- Associated Press - Saturday, February 20, 2016

KISSIMMEE, Fla. (AP) - Bud Norris is a lot like his new team, the Atlanta Braves. For several years, they were always respectable, competitive, in contention.

Then last year, not so much.

“I need to get over (2015) completely,” Norris said. “I took a lot of time this offseason to get my body back to where it needs to be - sleeping habits, eating habits and everything. I want to get back to the pitcher that I know I’m capable of being.”

That’s the pitcher Norris was in 2014, when he won 15 regular-season games and earned a postseason victory for the Baltimore Orioles.

The right-hander’s career went the other way last season, starting with a loss of 20 pounds attributed to bronchitis. Norris went on the disabled list, came back and tried to adjust, but he was 2-9 with a 7.06 ERA when the Orioles designated him for assignment in late July. He chose instead to be released, then finished the season with the San Diego Padres.

“This is a very tough game.

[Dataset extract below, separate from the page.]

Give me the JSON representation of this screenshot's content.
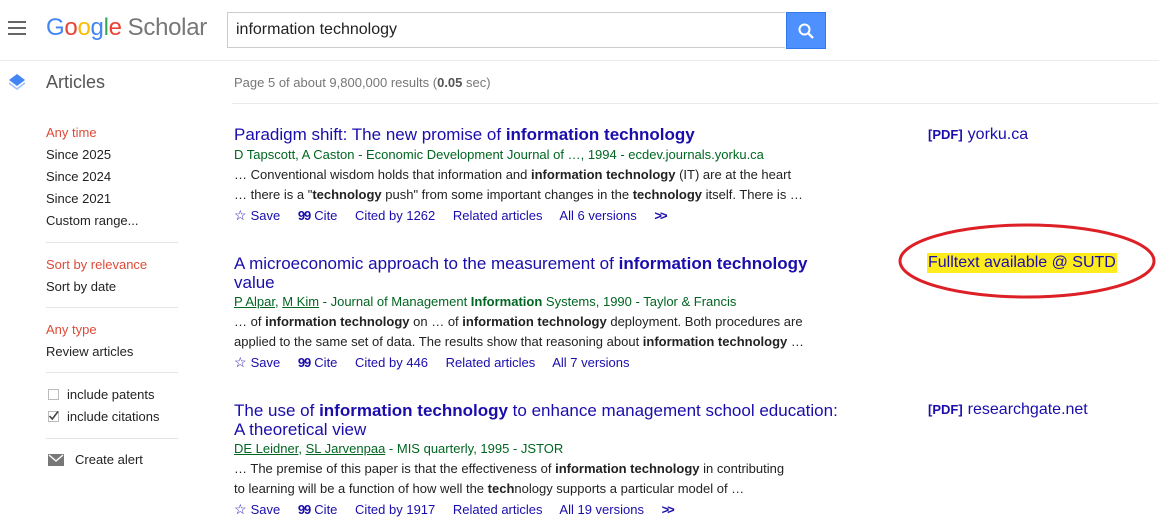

This is the big leagues; you’ve go to be on top of your stuff every day and for the entirety of the season,” he said. “I battled myself and that was tough. I had a big learning experience from that.”

It was the same year the Braves went 67-95, their worst record in 25 years.

The 30-year-old Norris signed a one-year contract in November.

“They called me early in the free-agency period, and to know that I was wanted was a big part of it for me,” he said. “I’m excited to have a chance to go back out there and pitch.”

He will definitely get that chance with Atlanta, which is looking for at least two starting pitchers as it opened camp this weekend. Of the first five pitchers to start games for the Braves last April, three have been traded and one released. Only Julio Teheran returns.

“We’re hoping he’ll be the Bud Norris of a couple years ago,” said manager Fredi Gonzalez. “Some people need a fresh start, a new place to land.”

Aside from Teheran, who went 11-8 in 33 starts, the returnees include Matt Wisler, who started 19 games, and Williams Perez, who started 20. Mike Foltynewicz and left-hander Manny Banuelos, who also started games for Atlanta last season, are also among the candidates, and Gonzalez said recent draftees should not rule themselves out of consideration. He described the competition as “wide-open” and does not expect to finalize the rotation until late in the spring, perhaps later.

“Off the top of my head I’m just thinking two (openings), but there may be more,” Gonzalez said. “There’s definitely some competition. There’s opportunities here, and we’ll see where we go.”

An opportunity is what Norris needed after 2015.

“Basically I need to get into my routine. My arm was never the problem,” he said. “I need to get back to the guy that I was the other five, six years and take spring training seriously. I expect to be in the rotation; that’s where I want to be to help this team.

“It’s a fresh start,” he added, delivering the classic line at the beginning of spring training, “something I kind of needed after last year.”